Их строили так, будто расчёт победил страх. Но расчёт тоже держался на мире вокруг. Когда этот мир начал рваться, даже остановленная станция не становилась сразу безопасной. Её надо было охлаждать, охранять, питать, проверять, слушать. А вокруг уже не хватало всего: людей, топлива, чистой воды, дороги, времени, правды.

Самым страшным было не только то, что нельзя было вызвать помощь.

Страшнее было то, что часто уже нельзя было даже узнать, нужна ли она ещё.

Приказы запаздывали или не приходили вовсе. Вести приносили люди, если доходили. А сложные станции, плотины, заводы и подстанции не умели ждать слухов. Они требовали точных показаний, точных действий и смены, которая стоит у пульта сейчас.

Заводы, котельные, подстанции, нефтебазы, очистные, химические цеха — всё, что раньше кормило и грело города, стало требовать осторожности, которой у людей оставалось всё меньше. Где-то замерзала труба. Где-то перегревался насос. Где-то автоматика щёлкала в темноте и больше не поднималась. Где-то старый резервуар держал не потому, что был исправен, а потому что ещё не настал его час.

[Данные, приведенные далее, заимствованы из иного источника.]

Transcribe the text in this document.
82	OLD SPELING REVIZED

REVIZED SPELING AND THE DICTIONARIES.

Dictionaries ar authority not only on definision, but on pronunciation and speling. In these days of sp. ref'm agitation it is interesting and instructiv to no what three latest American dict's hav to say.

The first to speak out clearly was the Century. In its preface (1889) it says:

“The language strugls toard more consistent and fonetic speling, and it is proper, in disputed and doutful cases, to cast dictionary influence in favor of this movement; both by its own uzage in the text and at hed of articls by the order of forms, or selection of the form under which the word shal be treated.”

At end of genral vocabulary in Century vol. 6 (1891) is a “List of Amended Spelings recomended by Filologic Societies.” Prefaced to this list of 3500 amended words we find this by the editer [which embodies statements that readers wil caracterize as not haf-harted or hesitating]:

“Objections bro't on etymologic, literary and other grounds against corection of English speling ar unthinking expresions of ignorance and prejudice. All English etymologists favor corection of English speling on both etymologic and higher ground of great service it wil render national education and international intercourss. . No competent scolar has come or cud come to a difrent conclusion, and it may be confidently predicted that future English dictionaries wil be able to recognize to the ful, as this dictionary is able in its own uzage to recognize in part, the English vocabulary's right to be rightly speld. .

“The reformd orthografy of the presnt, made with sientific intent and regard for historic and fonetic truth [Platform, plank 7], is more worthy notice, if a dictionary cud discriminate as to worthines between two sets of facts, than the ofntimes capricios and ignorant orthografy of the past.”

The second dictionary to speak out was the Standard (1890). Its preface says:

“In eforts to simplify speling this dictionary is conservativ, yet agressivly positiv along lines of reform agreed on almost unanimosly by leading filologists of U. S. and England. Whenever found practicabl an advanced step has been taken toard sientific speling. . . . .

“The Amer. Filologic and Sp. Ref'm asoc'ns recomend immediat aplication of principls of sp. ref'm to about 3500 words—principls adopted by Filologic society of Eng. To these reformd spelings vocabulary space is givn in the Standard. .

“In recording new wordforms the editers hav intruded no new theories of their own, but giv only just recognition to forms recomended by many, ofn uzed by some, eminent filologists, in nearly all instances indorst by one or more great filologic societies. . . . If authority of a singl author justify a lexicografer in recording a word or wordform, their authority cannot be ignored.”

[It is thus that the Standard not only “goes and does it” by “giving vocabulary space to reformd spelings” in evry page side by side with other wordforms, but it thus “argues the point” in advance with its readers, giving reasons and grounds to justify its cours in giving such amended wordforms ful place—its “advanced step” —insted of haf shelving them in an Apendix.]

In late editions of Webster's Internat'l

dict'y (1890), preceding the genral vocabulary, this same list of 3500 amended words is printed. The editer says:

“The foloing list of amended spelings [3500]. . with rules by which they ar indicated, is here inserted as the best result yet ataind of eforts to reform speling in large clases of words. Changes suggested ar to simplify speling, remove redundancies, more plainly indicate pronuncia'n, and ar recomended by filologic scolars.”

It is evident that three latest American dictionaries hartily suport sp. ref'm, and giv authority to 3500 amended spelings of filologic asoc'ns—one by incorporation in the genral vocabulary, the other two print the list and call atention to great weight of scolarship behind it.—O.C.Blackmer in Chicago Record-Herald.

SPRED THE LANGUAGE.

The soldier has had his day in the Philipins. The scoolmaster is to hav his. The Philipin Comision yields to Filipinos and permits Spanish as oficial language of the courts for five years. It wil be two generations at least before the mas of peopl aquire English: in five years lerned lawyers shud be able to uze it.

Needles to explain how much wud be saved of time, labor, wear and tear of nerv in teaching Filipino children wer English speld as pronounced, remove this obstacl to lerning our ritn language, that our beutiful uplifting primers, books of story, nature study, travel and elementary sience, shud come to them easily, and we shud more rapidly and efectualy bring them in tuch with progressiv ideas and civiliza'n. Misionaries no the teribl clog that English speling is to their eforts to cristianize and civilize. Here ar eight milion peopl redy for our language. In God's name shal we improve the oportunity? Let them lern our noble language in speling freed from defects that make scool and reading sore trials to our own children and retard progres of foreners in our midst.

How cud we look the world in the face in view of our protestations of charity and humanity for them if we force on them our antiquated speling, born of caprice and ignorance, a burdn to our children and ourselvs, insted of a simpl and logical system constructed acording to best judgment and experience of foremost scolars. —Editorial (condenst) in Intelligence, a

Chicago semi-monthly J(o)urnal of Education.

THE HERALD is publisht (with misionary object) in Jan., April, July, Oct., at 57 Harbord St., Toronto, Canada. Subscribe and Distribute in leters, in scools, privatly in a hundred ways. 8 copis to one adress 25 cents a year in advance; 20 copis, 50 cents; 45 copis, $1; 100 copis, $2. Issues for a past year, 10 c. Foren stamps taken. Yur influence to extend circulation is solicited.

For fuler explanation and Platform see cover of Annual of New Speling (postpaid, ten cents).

И всё чаще звучала одна и та же команда:

не останавливать.

Потому что без этого цеха не будет тепла.

Без этой станции не будет света.

Без этой насосной не будет воды.

Без этой цистерны не будет топлива.

Без этой смены не будет завтра.

Так полезное становилось опасным. А опасное продолжали держать в работе, потому что иначе смерть приходила быстрее.

Системы начали рваться одна за другой.

В старом мире любая беда имела адрес. Пожар — здесь. Наводнение — там. Авария — за таким-то забором. Болезнь — в таком-то районе. Можно было обвести место пальцем на карте, отправить машины, людей, оборудование, врачей, солдат, комиссии, помощь. Остальной мир оставался снаружи и потому верил, что справится.

Теперь беда перестала иметь край.

Где заливало — нужны были насосы. Насосам нужен был свет. Свету — топливо. Топливу — дорога. Дороге — охрана. Охране — еда. Еде — вода. Воде — люди, которые ещё могли понять, можно ли её пить.

И каждый круг замыкался на следующей нехватке.

Машины стояли с полными кузовами там, где не было кому разгрузить. В другом месте люди ждали лекарства, лежавшие за закрытым мостом. Где-то ещё держался склад, но пропал холод. Где-то больница оставалась полной, но вода в кране стала опаснее болезни. Где-то могли принять детей, но уже не могли их кормить.

Всё ещё существовало.

И всё переставало складываться в жизнь.

Свет больше не гас. Он приходил как слух: ненадолго, не туда и часто слишком поздно. Один район ещё светился, другой уже темнел, третий сжигал оборудование последним рывком напряжения. Лампы вспыхивали — и люди радовались раньше времени. Свет мог поднять насос, но не очистить воду. Включить холодильник, но не вернуть испорченное лекарство. Оживить прибор, но не дать человека, который умеет понять его показания.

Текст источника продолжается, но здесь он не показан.